А вот пейзаж после битвы: «Нас было 2000 пехоты, а их до 6 тысяч; и всё время дрались штыками. У нас убыло 30 офицеров и до 300 рядовых, а их 600 тел осталось на месте — кажется, хорошо! — вообрази себе, что в овраге, где была потеха, час после дела еще пахло кровью… если будешь мне писать, то вот адрес: „на Кавказскую линию, в действующий отряд генерал-лейтенанта Голофеева, на левый фланг“»[205]. Это тоже писал Лермонтов, но уже не в поэме «Валерик», а в письме другу.
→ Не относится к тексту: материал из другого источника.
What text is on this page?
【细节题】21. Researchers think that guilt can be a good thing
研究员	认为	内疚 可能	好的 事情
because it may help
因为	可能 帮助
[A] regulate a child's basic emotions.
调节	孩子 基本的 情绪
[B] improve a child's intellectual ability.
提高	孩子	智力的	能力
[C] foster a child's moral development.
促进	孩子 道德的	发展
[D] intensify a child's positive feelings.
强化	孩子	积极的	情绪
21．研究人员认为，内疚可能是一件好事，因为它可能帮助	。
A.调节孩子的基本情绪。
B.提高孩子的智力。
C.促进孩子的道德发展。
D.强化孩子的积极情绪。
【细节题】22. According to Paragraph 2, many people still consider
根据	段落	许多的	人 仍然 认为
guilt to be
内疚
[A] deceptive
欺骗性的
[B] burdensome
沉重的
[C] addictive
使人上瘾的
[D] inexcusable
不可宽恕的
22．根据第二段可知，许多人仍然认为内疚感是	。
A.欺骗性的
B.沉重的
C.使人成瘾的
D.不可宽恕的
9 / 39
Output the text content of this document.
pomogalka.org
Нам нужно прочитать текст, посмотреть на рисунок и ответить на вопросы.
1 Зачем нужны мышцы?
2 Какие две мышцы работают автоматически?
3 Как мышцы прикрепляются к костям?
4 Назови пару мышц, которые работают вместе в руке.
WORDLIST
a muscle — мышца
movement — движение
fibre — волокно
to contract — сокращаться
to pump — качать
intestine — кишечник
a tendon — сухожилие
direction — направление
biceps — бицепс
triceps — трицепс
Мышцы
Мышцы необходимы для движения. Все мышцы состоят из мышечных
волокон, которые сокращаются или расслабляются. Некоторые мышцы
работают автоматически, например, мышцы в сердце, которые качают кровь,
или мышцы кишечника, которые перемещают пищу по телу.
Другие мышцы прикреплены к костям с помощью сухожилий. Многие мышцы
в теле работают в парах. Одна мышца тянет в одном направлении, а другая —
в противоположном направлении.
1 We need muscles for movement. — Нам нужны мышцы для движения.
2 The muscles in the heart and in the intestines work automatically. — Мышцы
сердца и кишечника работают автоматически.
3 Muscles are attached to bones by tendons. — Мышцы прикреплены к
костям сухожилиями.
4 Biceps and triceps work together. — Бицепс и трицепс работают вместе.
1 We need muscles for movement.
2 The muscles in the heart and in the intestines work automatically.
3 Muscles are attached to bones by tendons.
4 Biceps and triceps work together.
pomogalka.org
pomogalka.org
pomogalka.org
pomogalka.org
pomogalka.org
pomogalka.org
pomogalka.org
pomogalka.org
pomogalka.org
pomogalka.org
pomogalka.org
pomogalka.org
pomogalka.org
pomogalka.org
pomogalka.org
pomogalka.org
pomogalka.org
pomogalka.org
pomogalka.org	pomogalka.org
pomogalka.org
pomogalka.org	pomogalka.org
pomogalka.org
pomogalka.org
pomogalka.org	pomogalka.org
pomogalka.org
На другое утро после нападения на форт Головинский в море показался корабль — Нахимов на всех парусах вел к форту «Силистрию». «Спустясь немедленно к форту и получивши донесение воинского начальника, что 16 числа на вверенный ему форт было нападение горцев и что у него 31 человек убитых и 53 раненых, хотя горцы отражены с большим уроном, — писал Нахимов в рапорте 28 июля 1844 года, — я стал на якорь и свез десант». Картина, увиденная четыре года назад в форте Лазарев, еще была жива в памяти Нахимова, он представлял себе, что ждет гарнизон и семьи, если горцы захватят форт. Команда «Силистрии» только что закончила работы в Новороссийском порту и возвращалась в Севастополь, когда крейсировавшая вдоль кавказского побережья шхуна «Гонец» сообщила об опасном положении Головинского. Приказа идти к форту Нахимов не имел, необходимая подготовка перед проведением десанта не проводилась, да и самого десанта не было — только матросы, к тому же был велик риск сесть на мель у берега. Но медлить было нельзя, и Нахимов принял решение.